会修改文件描述符状态的代码，必须在操作完成后调用pushInfo() 更新状态。

// runtime/netpoll.go
// publishInfo updates pd.atomicInfo (returned by pd.info)
// using the other values in pd.
// It must be called while holding pd.lock,
// and it must be called after changing anything
// that might affect the info bits.
// In practice this means after changing closing
// or changing rd or wd from < 0 to >= 0.
func (pd *pollDesc) publishInfo() {
    var info uint32
    if pd.closing {
        info |= pollClosing
    }
    if pd.rd < 0 {
        info |= pollExpiredReadDeadline
    }
    if pd.wd < 0 {
        info |= pollExpiredWriteDeadline
    }

    // Set all of x except the pollEventErr bit.
    x := pd.atomicInfo.Load()
    for !pd.atomicInfo.CompareAndSwap(x, (x&pollEventErr)|info) {
        x = pd.atomicInfo.Load()
    }
}

netpollcheckerr()通过位运算从atomicInfo中提取状态并返回错误。前面提到，atomicInfo维护的是文件描述符的轮询状态，而非文件描述符上系统调用的状态。也就是说，netpollcheckerr()不判断其上的系统调用是否成功，即使该描述符上的系统调用出错，netpollcheckerr()也返回true。
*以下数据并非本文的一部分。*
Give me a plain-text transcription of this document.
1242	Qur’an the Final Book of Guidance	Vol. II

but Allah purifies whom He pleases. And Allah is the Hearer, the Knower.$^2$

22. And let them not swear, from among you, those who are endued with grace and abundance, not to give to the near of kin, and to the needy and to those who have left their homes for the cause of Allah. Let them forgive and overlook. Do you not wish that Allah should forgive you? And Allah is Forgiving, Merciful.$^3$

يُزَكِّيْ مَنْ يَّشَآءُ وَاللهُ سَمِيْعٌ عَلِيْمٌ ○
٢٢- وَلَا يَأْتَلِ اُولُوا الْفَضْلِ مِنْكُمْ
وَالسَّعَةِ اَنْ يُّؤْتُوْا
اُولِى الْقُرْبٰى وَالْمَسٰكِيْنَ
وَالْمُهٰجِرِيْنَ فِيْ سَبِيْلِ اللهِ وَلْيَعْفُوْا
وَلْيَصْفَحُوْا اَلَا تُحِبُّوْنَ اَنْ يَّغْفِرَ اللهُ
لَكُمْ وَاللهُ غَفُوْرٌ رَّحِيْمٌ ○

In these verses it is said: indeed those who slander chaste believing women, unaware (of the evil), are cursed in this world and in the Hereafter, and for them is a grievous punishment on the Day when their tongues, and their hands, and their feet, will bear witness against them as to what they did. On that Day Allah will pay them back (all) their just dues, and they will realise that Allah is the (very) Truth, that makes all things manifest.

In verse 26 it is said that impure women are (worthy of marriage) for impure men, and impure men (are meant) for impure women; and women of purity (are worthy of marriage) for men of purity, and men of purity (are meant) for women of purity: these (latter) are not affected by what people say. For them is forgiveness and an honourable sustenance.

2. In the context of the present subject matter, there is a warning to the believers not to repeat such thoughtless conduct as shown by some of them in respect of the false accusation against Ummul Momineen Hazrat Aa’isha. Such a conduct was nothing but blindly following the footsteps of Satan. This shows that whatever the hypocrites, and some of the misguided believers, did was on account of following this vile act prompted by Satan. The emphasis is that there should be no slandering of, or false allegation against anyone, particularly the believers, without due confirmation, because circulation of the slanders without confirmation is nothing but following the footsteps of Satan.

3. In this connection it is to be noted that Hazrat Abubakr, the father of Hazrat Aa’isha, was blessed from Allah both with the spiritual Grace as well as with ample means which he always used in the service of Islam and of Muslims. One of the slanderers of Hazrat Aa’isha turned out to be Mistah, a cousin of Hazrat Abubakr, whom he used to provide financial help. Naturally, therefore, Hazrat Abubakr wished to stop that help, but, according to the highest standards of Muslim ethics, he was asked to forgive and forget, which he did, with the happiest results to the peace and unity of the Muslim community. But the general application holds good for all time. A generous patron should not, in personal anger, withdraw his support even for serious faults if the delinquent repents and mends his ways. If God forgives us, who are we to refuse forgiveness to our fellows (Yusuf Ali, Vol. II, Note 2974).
具体的系统调用的错误处理，应当交给 Go 语言封装系统调用的函数，而非 netpoller。

func netpollcheckerr(pd *pollDesc, mode int32) int {
    info := pd.info()
    if info.closing() {
        return pollErrClosing
    }
    if (mode == 'r' && info.expiredReadDeadline()) || (mode == 'w' && info.expiredWriteDeadline()) {
        return pollErrTimeout
    }
    // Report an event scanning error only on a read event.
    // An error on a write event will be captured in a subsequent
    // write call that is able to report a more specific error.
    if mode == 'r' && info.eventErr() {
        return pollErrNotPollable
    }
    return pollNoError
}

goroutine 挂起与恢复

每个pollDesc都关联了一个读者 goroutine、一个写者 goroutine，当该文件描述符不读写时挂起响应的读写者。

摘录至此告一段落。